Reina reflects on her years at Eastern


Leah Snyderman

Profesora Reina teaches her AP Spanish students important lessons about the language and culture.

   After 25 years at Eastern, Ms. Sara Reina-Nieves will be retiring at the end of the school year. There is no doubt that her sheer passion and love for education will be missed. 

   It was never originally in Profesora Reina’s plans to become a teacher. She grew up in Spain and was invited by a friend to come study in America. The plan was simple: move to America for two years, get a degree in either nursing or hotel management, learn English, and return to Spain. Soon enough, those two years turned into 33 years.

   While in college, Profesora Reina was offered a class to teach called “Conversations in Spanish” to children and adults. The class was taught at night, and she absolutely loved it. Her students would come from work, many doctors and nurses, and their growing interest in the class made her want to return. 

   “I thought, ‘This is it. This is perfect,’” she said. “Coming to America was a ‘why not’ type of thing that changed my direction drastically.” 

   After graduating from Rowan University, Reina landed a job teaching Spanish at Eastern. Her first year was spent splitting her time between Eastern and Berlin Community School. 

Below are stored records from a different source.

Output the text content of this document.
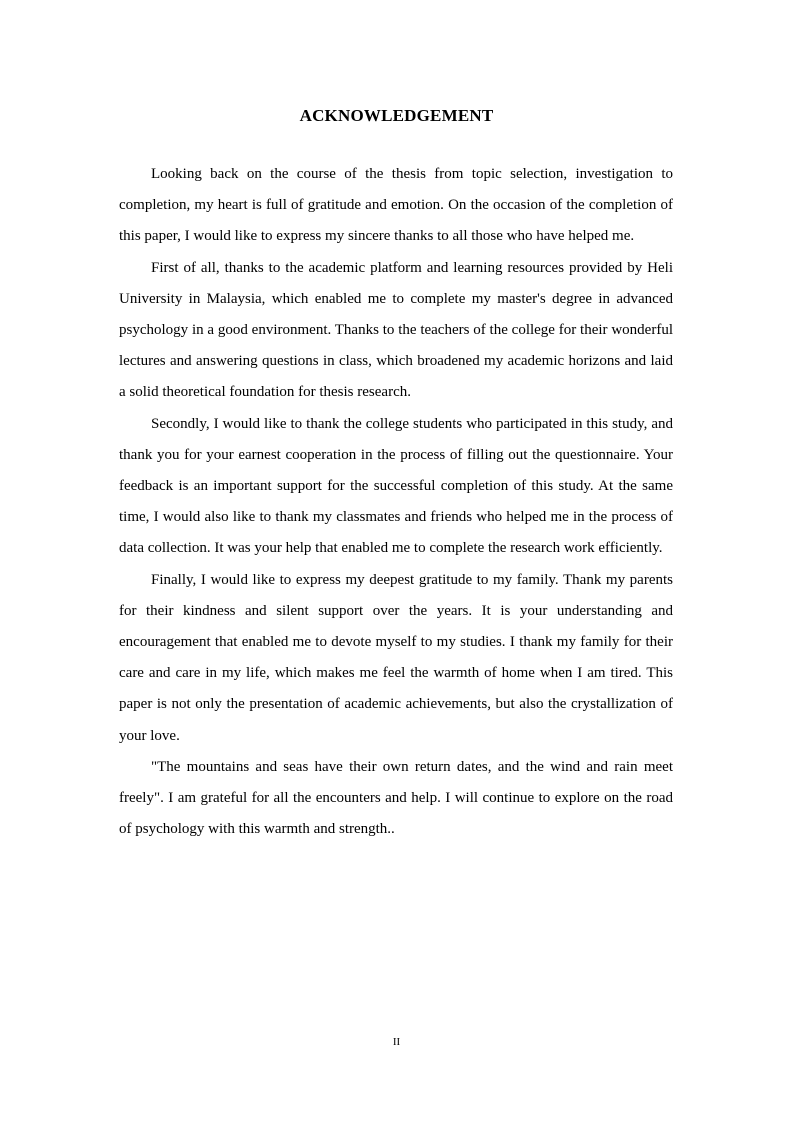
ACKNOWLEDGEMENT

Looking back on the course of the thesis from topic selection, investigation to completion, my heart is full of gratitude and emotion. On the occasion of the completion of this paper, I would like to express my sincere thanks to all those who have helped me.

First of all, thanks to the academic platform and learning resources provided by Heli University in Malaysia, which enabled me to complete my master's degree in advanced psychology in a good environment. Thanks to the teachers of the college for their wonderful lectures and answering questions in class, which broadened my academic horizons and laid a solid theoretical foundation for thesis research.

Secondly, I would like to thank the college students who participated in this study, and thank you for your earnest cooperation in the process of filling out the questionnaire. Your feedback is an important support for the successful completion of this study. At the same time, I would also like to thank my classmates and friends who helped me in the process of data collection. It was your help that enabled me to complete the research work efficiently.

Finally, I would like to express my deepest gratitude to my family. Thank my parents for their kindness and silent support over the years. It is your understanding and encouragement that enabled me to devote myself to my studies. I thank my family for their care and care in my life, which makes me feel the warmth of home when I am tired. This paper is not only the presentation of academic achievements, but also the crystallization of your love.

"The mountains and seas have their own return dates, and the wind and rain meet freely". I am grateful for all the encounters and help. I will continue to explore on the road of psychology with this warmth and strength..

II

   While teaching in the U.S., Reina has always tried to incorporate her roots and personal experiences into her lessons. She emphasizes the importance of culture and appreciating different lifestyles and values. Part of understanding a new language is learning about the traditions and habits of the people who speak the language, so Reina makes sure to implement culture into her daily lessons. 

   “I try to use my personal experiences as someone who grew up in a Spanish speaking country,” she said. “We have culture within us 24/7, so culture lessons should never be separate; they should just come into daily conversation.”

   By expanding her class to much more than grammar rules, Reina’s students have been able to develop a true understanding of the Spanish language. Throughout her years at Eastern, Reina has always treasured hearing her students tell her the impact learning the language has had on them. 

   The COVID-19 pandemic only made Reina cherish her time at Eastern even more. While being virtual wasn’t always easy, Reina learned to appreciate in person learning and seeing her students sitting in her classroom.

   “I always appreciate being here and having the job that I enjoy,” she said. “I went home many, many, many times saying to myself, “This is what I want to do.’” 

   Reina’s love for teaching is felt by her students. Her true passion for teaching encourages students to fight to learn the language, no matter how hard the lessons can get. 

   Seven years ago, Reina became an adjunct professor at Rowan University and has taught there ever since, in addition to her courses at Eastern. She plans to continue teaching there after her retirement from Eastern.

   “There would be times I would come home at nine o’clock at night with a smile on my face,” she said. “I love teaching way too much to stop.” 

   While Reina will still be teaching next year, she will miss the student body at Eastern. The students that really want to make an impact and being able to educate students who want to be educated have made her job what it is. She will also miss her colleagues who have supported her at a professional and human level. 

   In addition to teaching at Rowan, Reina plans to focus on her health, family, children, and future grandchildren in her retirement. 

   “I’m leaving with a gigantic smile on my face with good, positive energy that I have received from the support of my students and colleagues,” she said. Eastern thanks you, Profesora Reina!